We do not use automated underwriting as most lenders do, as it doesn’t accurately reflect our borrowers’ financial characteristics. When a borrower lacks a credit score, we use alternate credit to show an on-time payment history. Welcome Home Loans are self-insured. We do not get private mortgage insurance on our borrowers and require only 5% of the purchase price as a downpayment. Borrowers are encouraged to seek seller credits to help with down payment and closing costs. The borrowers are required to show at least 2% of the purchase price for the down payment and two months of cash reserves of the housing expense for all purchase transactions. Additional features of the Welcome Home Loan program include:

Downpayment and technical assistance

Downpayment assistance is crucial to our mission of helping borrowers with low incomes own safe and affordable housing. Currently, we offer 0% downpayment assistance, which allows the borrowers to keep more of their funds in reserves and contributes to their financial success. In addition, by making our Employee Assistance Program available to our borrowers, those facing life challenges have resources to keep them successful homeowners.

Required home inspection

Homes that are more than 25 years old may require repairs that are beyond a borrower's financial resources. We adapted our lending process to require home inspections. By matching this with additional downpayment assistance, we have been able to help with costly repairs such as roofs, windows, flooring, and mechanical systems to ensure our borrowers are entering a safe and stable home.

The stigma attached to manufactured housing has perpetuated the myth that manufactured-home loans have higher delinquency rates, lead to more foreclosures and losses, and are not a good credit risk. However, our data supports our belief that people with low incomes can be good borrowers. Since closing our first loan in January 2003 through June 2023, the Community Loan Fund has lent over $94 million to more than 1,600 borrowers. That number breaks down to $68,608,462 to 1,358 borrowers in ROCs and 288 loans totaling $25,910,2258 to borrowers with homes on their own land. Cumulative losses to the portfolio for manufactured home loans in ROCs is 3.31% based on dollar amount of loans and 6.11% of the number of loans originated since inception. Total losses to the portfolio of homes in ROCs and homes on land are 2.50%. Since the program started, for homes in ROCS, we have charged off 21 loans, processed 20 deeds in lieu of foreclosure, and foreclosed on 42 homes. Manufactured home residents face the same challenges as any property owner.

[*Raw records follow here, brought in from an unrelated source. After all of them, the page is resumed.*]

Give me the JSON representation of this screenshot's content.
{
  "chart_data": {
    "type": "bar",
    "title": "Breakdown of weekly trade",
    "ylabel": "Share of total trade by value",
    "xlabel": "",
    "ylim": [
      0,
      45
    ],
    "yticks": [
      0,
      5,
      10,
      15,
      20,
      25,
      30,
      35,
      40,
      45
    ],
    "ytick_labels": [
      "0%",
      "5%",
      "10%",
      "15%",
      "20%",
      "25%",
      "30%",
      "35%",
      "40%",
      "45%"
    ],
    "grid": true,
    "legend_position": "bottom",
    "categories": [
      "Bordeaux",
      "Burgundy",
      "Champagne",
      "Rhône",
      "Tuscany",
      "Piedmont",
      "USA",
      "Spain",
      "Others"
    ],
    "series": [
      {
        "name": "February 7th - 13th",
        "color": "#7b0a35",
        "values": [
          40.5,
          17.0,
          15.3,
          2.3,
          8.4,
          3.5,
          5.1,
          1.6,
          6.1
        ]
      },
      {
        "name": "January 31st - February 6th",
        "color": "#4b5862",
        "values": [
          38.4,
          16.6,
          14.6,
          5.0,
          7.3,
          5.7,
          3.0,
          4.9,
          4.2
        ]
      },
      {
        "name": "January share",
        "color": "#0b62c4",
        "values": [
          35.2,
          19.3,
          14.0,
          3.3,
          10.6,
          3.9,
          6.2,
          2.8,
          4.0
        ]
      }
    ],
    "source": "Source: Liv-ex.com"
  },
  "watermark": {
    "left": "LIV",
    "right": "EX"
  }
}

Ability to repay is impacted by death, divorce, illness, job loss, and economic disruptions. Low income doesn’t mean a borrower is pre-disposed to delinquency. We have foreclosed on borrowers with low debt-to-income ratios and significant reserves. The sum of a borrower’s character can be a greater measure than their capacity to pay a debt. Even during the COVID-19 pandemic, our borrowers demonstrated resiliency. Many people faced not only job furloughs but risks to their health as the virus made its way through the population. The Community Loan Fund and its sub-servicer worked diligently with borrowers to make resources such as deferments and modifications available to struggling borrowers. We offered statement messages, frequent mailings of resources, and consistent phone calls.

Conclusion

The data shows that manufactured-home buyers are excellent borrowers who just want a type of housing that fits their lifestyle and sets them on the path to wealth building. The assets (homes) appreciate like any other property. Our borrowers take pride in their homes. We have been told that a loan closing is one of the greatest moments in their lives or we have made impactful change by helping with the first-time homebuyer. Many perceive a manufactured home as a stepping stone to building wealth. Some are just happy to have a place where they can serve holiday dinner to friends and family.  

Kathy Paradis is the Community Loan Fund's Vice President of Residential Lending & Compliance.